The harrowing London air-raids—also known as the Blitz—provide the novel with its inciting incident and form the frame story around the children’s adventures in Narnia. From 1940 to 1941, the Germans bombed Britain in mass air attacks, which left in their wake an extensive amount of destruction, both physical and psychological. The air-raids demolished homes, businesses, and important sites, but also demoralized British citizens tremendously and threw the country’s class conflicts into greater relief. The wealthy and privileged fled the air-raids over the city for the less populous countryside, while the poor and downtrodden were forced to choose between remaining in their homes or traveling, dangerously and inconveniently, to public shelters. Peter, Susan, Edmund, and Lucy’s economic and social standing are never explored—but by virtue of their ability to travel to the countryside to enter the care of a clearly wealthy and landed ward, the Professor, it can be inferred that they come from a family of means with the ability to shelter them from the horrors of war.

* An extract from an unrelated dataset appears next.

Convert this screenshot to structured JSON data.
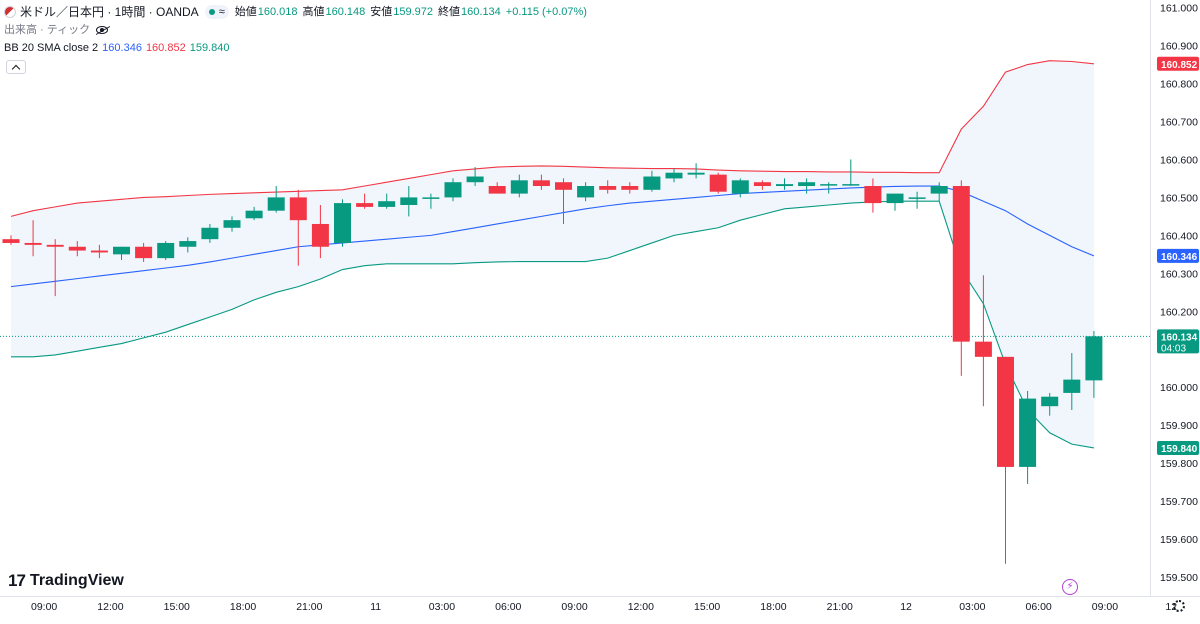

Other Books Related to The Lion, the Witch and the Wardrobe

The Lion, The Witch and the Wardrobe was one of the first fantasy novels to explore overtly themes of religion and warfare—particularly Christianity—but it was certainly not the last. J.R.R. Tolkien, a close friend and literary peer of Lewis’s, wrote The Lord of the Rings trilogy, which acted as sequels to his 1939 high-fantasy novel The Hobbit, around the same time Lewis was composing The Lion, The Witch and the Wardrobe. The two were part of an Oxford writing collective, and their long discussions about the craft of writing and the place of religious allegory in literature no doubt had an effect on both men’s work. The Lord of the Rings books also feature Christ-like resurrections (in the form of Gandalf the Grey’s return to life after death as the wiser, holier Gandalf the White) and struggles against temptation (many characters attempt to resist, or fail to resist, the allure of the magical One Ring), and their first installment was published just a few years after Lewis’s first Narnia book. J.K. Rowling’s Harry Potter novels, published between 1997 and 2007, draw heavily on the Narnia books—the England of Rowling’s imagination exists parallel to a Wizarding World which has recently been torn asunder by a great war, and which was miraculously saved by a holy infant. Moreover, the Harry Potter series—like the Narnia series—consists of seven books. These explorations of the intersection between the realms of fantasy and religion would surely not exist without Lewis’s influence.
Key Facts about The Lion, the Witch and the Wardrobe
  • Full Title: The Lion, the Witch, and the Wardrobe
  • When Written: 1940s
  • Where Written: Oxford, England
  • When Published: 1950
  • Literary Period: Postwar
  • Genre: Fiction, children’s literature, fantasy
  • Setting: The English countryside and the land of Narnia
  • Climax: Aslan the lion, having sacrificed himself to the White Witch in order to save the traitorous Edmund from being killed, is resurrected shortly after his death.
  • Antagonist: The White Witch
  • Point of View: Third person

Extra Credit for The Lion, the Witch and the Wardrobe

Gimme Shelter. Lewis lived in Oxford and worked as a professor there during the World War II. During the Blitz, Lewis himself sheltered three schoolgirls who sought refuge from the city in the countryside. The girls arrived in early September of 1939, and by late September, Lewis had begun work on the manuscript that would become The Lion, The Witch and the Wardrobe.

Chronology of the Chronicles. Though The Lion, The Witch and the Wardrobe was the first published work in the Chronicles of Narnia, after the publication of all the installments, the books were organized and sold chronologically—The Magician’s Nephew, a prequel that explains the Professor’s backstory and his own adventures in the land of Narnia, is now presented as the first in the series.